Unfortunately, this brand new Genesis game suffered a lengthy delay. Instead of coming out in summer, Special Champion Edition got moved to September 27, 1993. But as disappointing as the delay was, it was nothing compared to Capcom's next move.

After pushing the Genesis game back, Capcom announced that the Super NES would be getting another Street Fighter II exclusive. This time it was Street Fighter II Turbo, based on an even newer version of the arcade game. This game was faster, offered more moves and was significant rebalancing. It was the ultimate version, and it was only coming to Nintendo's console.

Super Street Fighter II
And then there was Super Street Fighter II!
As if this story couldn't get any worse for Sega fans, Capcom decided to release Street Fighter II Turbo on July 11, 1993, more than two months before Special Champion Edition finally shipped to stores. Sega fans went from having a top-of-the-line exclusive to settling for an outdated and inferior product. Sega got the shaft.

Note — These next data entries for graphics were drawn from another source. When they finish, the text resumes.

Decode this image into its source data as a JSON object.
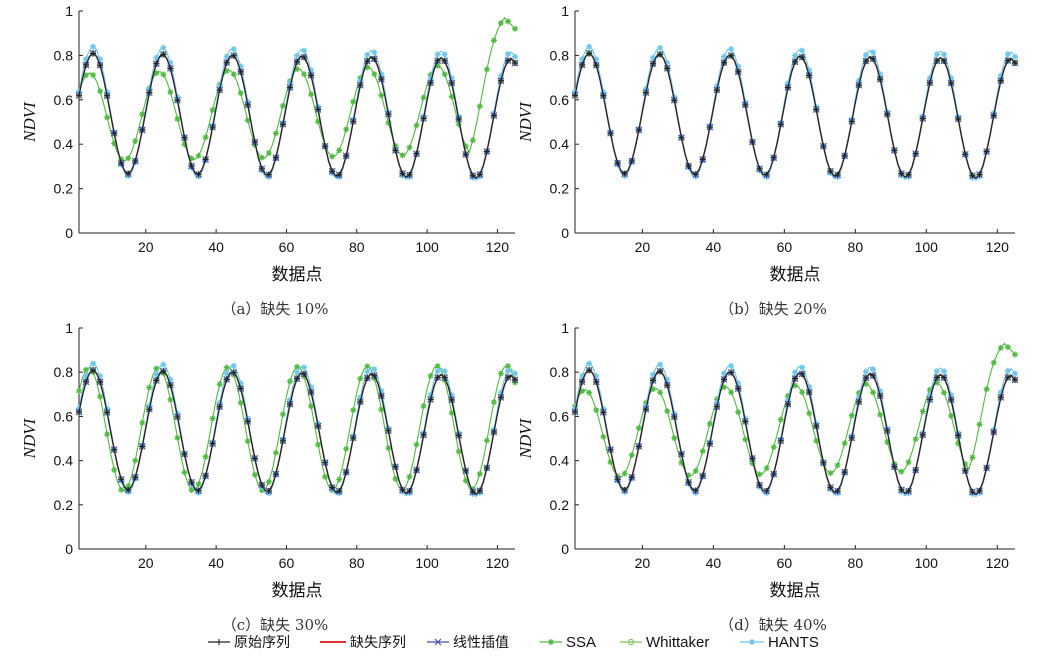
{
  "chart_data": [
    {
      "type": "line",
      "caption": "（a）缺失 10%",
      "ylabel": "NDVI",
      "xlabel": "数据点",
      "xlim": [
        1,
        125
      ],
      "ylim": [
        0,
        1
      ],
      "xticks": [
        "20",
        "40",
        "60",
        "80",
        "100",
        "120"
      ],
      "yticks": [
        "0",
        "0.2",
        "0.4",
        "0.6",
        "0.8",
        "1"
      ],
      "series": [
        {
          "name": "原始序列",
          "values": {
            "amp": 0.27,
            "mid": 0.54,
            "drift": -0.025,
            "phase": 0
          }
        },
        {
          "name": "缺失序列",
          "values": {
            "amp": 0.27,
            "mid": 0.54,
            "drift": -0.025,
            "phase": 0
          }
        },
        {
          "name": "线性插值",
          "values": {
            "amp": 0.27,
            "mid": 0.54,
            "drift": -0.025,
            "phase": 0
          }
        },
        {
          "name": "SSA",
          "values": {
            "amp": 0.2,
            "mid": 0.52,
            "drift": 0.04,
            "phase": 0.05,
            "end_peak": 0.97
          }
        },
        {
          "name": "Whittaker",
          "values": {
            "amp": 0.27,
            "mid": 0.54,
            "drift": -0.025,
            "phase": 0
          }
        },
        {
          "name": "HANTS",
          "values": {
            "amp": 0.29,
            "mid": 0.55,
            "drift": -0.025,
            "phase": 0
          }
        }
      ]
    },
    {
      "type": "line",
      "caption": "（b）缺失 20%",
      "ylabel": "NDVI",
      "xlabel": "数据点",
      "xlim": [
        1,
        125
      ],
      "ylim": [
        0,
        1
      ],
      "xticks": [
        "20",
        "40",
        "60",
        "80",
        "100",
        "120"
      ],
      "yticks": [
        "0",
        "0.2",
        "0.4",
        "0.6",
        "0.8",
        "1"
      ],
      "series": [
        {
          "name": "原始序列",
          "values": {
            "amp": 0.27,
            "mid": 0.54,
            "drift": -0.025,
            "phase": 0
          }
        },
        {
          "name": "缺失序列",
          "values": {
            "amp": 0.27,
            "mid": 0.54,
            "drift": -0.025,
            "phase": 0
          }
        },
        {
          "name": "线性插值",
          "values": {
            "amp": 0.27,
            "mid": 0.54,
            "drift": -0.025,
            "phase": 0
          }
        },
        {
          "name": "SSA",
          "values": {
            "amp": 0.27,
            "mid": 0.54,
            "drift": -0.025,
            "phase": 0
          }
        },
        {
          "name": "Whittaker",
          "values": {
            "amp": 0.27,
            "mid": 0.54,
            "drift": -0.025,
            "phase": 0
          }
        },
        {
          "name": "HANTS",
          "values": {
            "amp": 0.29,
            "mid": 0.55,
            "drift": -0.025,
            "phase": 0
          }
        }
      ]
    },
    {
      "type": "line",
      "caption": "（c）缺失 30%",
      "ylabel": "NDVI",
      "xlabel": "数据点",
      "xlim": [
        1,
        125
      ],
      "ylim": [
        0,
        1
      ],
      "xticks": [
        "20",
        "40",
        "60",
        "80",
        "100",
        "120"
      ],
      "yticks": [
        "0",
        "0.2",
        "0.4",
        "0.6",
        "0.8",
        "1"
      ],
      "series": [
        {
          "name": "原始序列",
          "values": {
            "amp": 0.27,
            "mid": 0.54,
            "drift": -0.025,
            "phase": 0
          }
        },
        {
          "name": "缺失序列",
          "values": {
            "amp": 0.27,
            "mid": 0.54,
            "drift": -0.025,
            "phase": 0
          }
        },
        {
          "name": "线性插值",
          "values": {
            "amp": 0.27,
            "mid": 0.54,
            "drift": -0.025,
            "phase": 0
          }
        },
        {
          "name": "SSA",
          "values": {
            "amp": 0.28,
            "mid": 0.54,
            "drift": 0.01,
            "phase": 0.06
          }
        },
        {
          "name": "Whittaker",
          "values": {
            "amp": 0.27,
            "mid": 0.54,
            "drift": -0.025,
            "phase": 0
          }
        },
        {
          "name": "HANTS",
          "values": {
            "amp": 0.29,
            "mid": 0.55,
            "drift": -0.025,
            "phase": 0
          }
        }
      ]
    },
    {
      "type": "line",
      "caption": "（d）缺失 40%",
      "ylabel": "NDVI",
      "xlabel": "数据点",
      "xlim": [
        1,
        125
      ],
      "ylim": [
        0,
        1
      ],
      "xticks": [
        "20",
        "40",
        "60",
        "80",
        "100",
        "120"
      ],
      "yticks": [
        "0",
        "0.2",
        "0.4",
        "0.6",
        "0.8",
        "1"
      ],
      "series": [
        {
          "name": "原始序列",
          "values": {
            "amp": 0.27,
            "mid": 0.54,
            "drift": -0.025,
            "phase": 0
          }
        },
        {
          "name": "缺失序列",
          "values": {
            "amp": 0.27,
            "mid": 0.54,
            "drift": -0.025,
            "phase": 0
          }
        },
        {
          "name": "线性插值",
          "values": {
            "amp": 0.27,
            "mid": 0.54,
            "drift": -0.025,
            "phase": 0
          }
        },
        {
          "name": "SSA",
          "values": {
            "amp": 0.2,
            "mid": 0.52,
            "drift": 0.04,
            "phase": 0.06,
            "end_peak": 0.93
          }
        },
        {
          "name": "Whittaker",
          "values": {
            "amp": 0.27,
            "mid": 0.54,
            "drift": -0.025,
            "phase": 0
          }
        },
        {
          "name": "HANTS",
          "values": {
            "amp": 0.29,
            "mid": 0.55,
            "drift": -0.025,
            "phase": 0
          }
        }
      ]
    }
  ],
  "legend": {
    "placement": "bottom",
    "items": [
      {
        "label": "原始序列",
        "color": "#222222",
        "marker": "plus"
      },
      {
        "label": "缺失序列",
        "color": "#e53030",
        "marker": "none"
      },
      {
        "label": "线性插值",
        "color": "#4a4ab8",
        "marker": "x"
      },
      {
        "label": "SSA",
        "color": "#4fba3f",
        "marker": "star"
      },
      {
        "label": "Whittaker",
        "color": "#7fbf5a",
        "marker": "circle"
      },
      {
        "label": "HANTS",
        "color": "#6ec6ea",
        "marker": "asterisk"
      }
    ]
  }
}
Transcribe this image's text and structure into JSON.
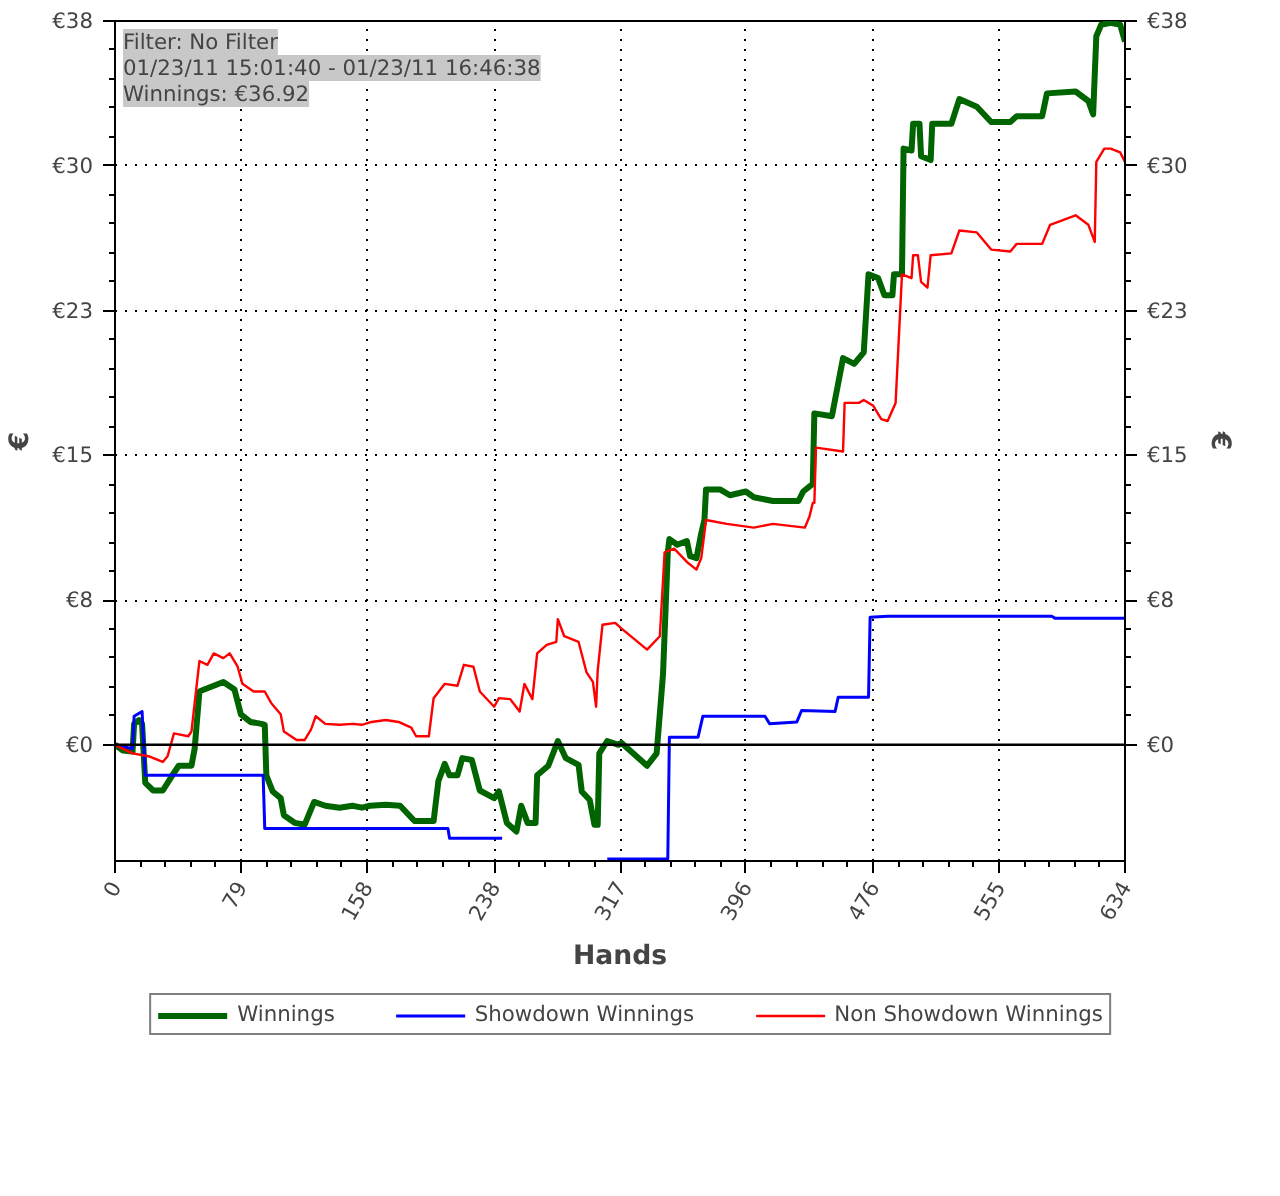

One year later, Capcom apologized by releasing Super Street Fighter II at the same time on both Super NES and Genesis. But the critics weren't as keen on this fourth installment and fans were beginning to grow wary of the annual Street Fighter updates. Capcom turned what should have been a unifying moment into a punch in the gut, and it was going to take more than another Street Fighter II game to make things right.

Strangely enough, Capcom pulled a very similar stunt three years after the Special Champion Edition debacle. As excited as many PlayStation owners were to finally get a DarkStalkers port, the feeling was diminished the moment they realized the sequel hit Sega's Saturn a month earlier. But that's a story for another time.